Good nutrition is essential to eye health, as it is to the health of all our organs. But don’t take dietary supplements claiming to “support,” “protect,” or “promote” eye health in hopes of preventing age-related macular degeneration (AMD) or cataracts—or for general eye health. There’s no evidence that any supplement can do that, contrary to what the labels and ads may imply. For instance, a 2017 Cochrane Review concluded that taking vitamin E or beta carotene supplements will not prevent or delay the onset of AMD.
Zinc, too, is essential to good vision, but supplements have not been shown to prevent vision loss. Herbal supplements, such as bilberry, often combined with high doses of vitamins, have never been shown to protect against disease or improve vision.
The only substantiated supplement claim is that the formula used in the Age-Related Eye Disease Study, known as AREDS—and the slightly different formula used in the follow-up study, AREDS2—can reduce progression of AMD in people who have an intermediate stage of the disease or a severe stage in one eye. The formula had no effect on the development or progression of cataracts.

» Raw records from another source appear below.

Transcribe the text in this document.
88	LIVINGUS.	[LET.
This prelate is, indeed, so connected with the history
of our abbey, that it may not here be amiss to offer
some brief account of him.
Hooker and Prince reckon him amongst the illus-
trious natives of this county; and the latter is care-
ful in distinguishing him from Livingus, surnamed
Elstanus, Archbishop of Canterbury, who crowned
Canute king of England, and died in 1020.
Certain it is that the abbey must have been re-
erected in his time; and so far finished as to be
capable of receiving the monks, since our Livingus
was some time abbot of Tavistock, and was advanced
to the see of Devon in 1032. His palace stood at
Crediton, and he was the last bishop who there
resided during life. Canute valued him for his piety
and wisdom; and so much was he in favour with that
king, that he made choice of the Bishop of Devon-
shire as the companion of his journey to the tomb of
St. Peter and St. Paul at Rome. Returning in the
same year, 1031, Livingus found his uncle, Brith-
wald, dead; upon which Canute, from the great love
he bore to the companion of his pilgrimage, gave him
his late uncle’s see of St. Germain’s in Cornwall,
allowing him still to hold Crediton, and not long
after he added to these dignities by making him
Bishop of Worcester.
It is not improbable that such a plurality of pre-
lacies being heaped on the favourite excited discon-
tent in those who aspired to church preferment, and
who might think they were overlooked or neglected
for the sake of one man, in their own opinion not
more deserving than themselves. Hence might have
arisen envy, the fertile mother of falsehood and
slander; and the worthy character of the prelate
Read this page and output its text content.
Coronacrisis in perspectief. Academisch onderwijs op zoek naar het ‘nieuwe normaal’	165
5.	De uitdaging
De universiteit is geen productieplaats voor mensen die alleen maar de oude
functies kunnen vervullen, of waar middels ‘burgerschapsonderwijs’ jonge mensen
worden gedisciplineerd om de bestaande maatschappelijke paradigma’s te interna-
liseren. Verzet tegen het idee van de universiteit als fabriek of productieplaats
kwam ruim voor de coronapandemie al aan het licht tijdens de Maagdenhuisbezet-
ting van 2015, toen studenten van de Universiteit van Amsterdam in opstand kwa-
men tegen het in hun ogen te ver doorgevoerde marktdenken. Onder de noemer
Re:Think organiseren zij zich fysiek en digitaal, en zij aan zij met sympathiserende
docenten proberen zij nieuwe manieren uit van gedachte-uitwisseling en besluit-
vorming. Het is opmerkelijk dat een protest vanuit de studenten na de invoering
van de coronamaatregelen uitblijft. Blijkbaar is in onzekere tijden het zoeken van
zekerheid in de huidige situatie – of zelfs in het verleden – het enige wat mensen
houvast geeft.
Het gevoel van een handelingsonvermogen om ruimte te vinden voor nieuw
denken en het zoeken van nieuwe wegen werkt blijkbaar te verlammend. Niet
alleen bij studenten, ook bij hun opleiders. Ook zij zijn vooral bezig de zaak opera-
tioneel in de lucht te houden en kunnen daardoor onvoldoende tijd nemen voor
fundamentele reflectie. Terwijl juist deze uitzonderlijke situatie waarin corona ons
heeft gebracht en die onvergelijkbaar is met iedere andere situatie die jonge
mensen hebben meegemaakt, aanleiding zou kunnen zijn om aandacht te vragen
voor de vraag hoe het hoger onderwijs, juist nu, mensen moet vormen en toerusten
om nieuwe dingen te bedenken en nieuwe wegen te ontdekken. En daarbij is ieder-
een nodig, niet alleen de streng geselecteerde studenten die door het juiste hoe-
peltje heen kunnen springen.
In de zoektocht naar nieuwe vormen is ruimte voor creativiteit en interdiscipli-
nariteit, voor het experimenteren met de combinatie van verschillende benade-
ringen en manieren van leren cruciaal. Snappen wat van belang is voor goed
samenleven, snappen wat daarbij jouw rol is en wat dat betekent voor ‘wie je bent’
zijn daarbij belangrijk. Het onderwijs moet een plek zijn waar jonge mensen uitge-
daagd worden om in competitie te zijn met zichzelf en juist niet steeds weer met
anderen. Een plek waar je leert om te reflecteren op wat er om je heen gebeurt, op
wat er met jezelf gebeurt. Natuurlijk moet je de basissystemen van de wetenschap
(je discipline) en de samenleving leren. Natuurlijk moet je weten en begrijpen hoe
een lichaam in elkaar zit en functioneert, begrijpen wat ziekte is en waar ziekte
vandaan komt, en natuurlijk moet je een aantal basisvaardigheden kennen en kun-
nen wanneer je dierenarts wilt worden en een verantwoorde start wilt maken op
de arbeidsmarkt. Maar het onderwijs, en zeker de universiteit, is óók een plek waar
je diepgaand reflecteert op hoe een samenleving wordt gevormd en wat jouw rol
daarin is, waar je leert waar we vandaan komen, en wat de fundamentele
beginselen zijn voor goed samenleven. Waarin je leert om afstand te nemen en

The landmark original study, conducted by the NIH’s National Eye Institute and published in 2002, involved more than 3,600 people ages 55 to 80, followed for six years. All were at high risk for AMD-related blindness: all had at least some symptoms; some had advanced disease in one or both eyes. Researchers tested high doses of vitamins C and E, beta carotene, and zinc.
The AREDS2 study, published in 2013, tested whether the original AREDS formula could be improved by adding omega-3 fatty acids; adding lutein and zeaxanthin; removing beta carotene; or reducing zinc. This study involved more than 4,000 people ages 50 to 85 who had intermediate AMD and were at high risk for developing the advanced disease. It found that adding omega-3s did not improve the results of the original formula. Moreover, removing the beta carotene did not reduce the benefit. That’s good news, since the study found that the risk of lung cancer doubled in people who took the formula containing beta carotene, mostly in former smokers. (Current smokers were excluded from the study out of concern about this.) The formula with less zinc was just as effective as the original high-dose formula. And overall, lutein/zeaxanthin didn’t help, except when these compounds replaced beta carotene or when participants had low dietary intakes of these carotenoids.
Bottom line: If you have AMD, your eye-care professional has probably talked with you about AREDS and AREDS2 supplements. Bausch & Lomb holds the patent for both AREDS formulas (marketed as PreserVision), but there are copycat products that may not contain the correct amounts of the ingredients. This array of products can be confusing, so ask your doctor for specific guidance.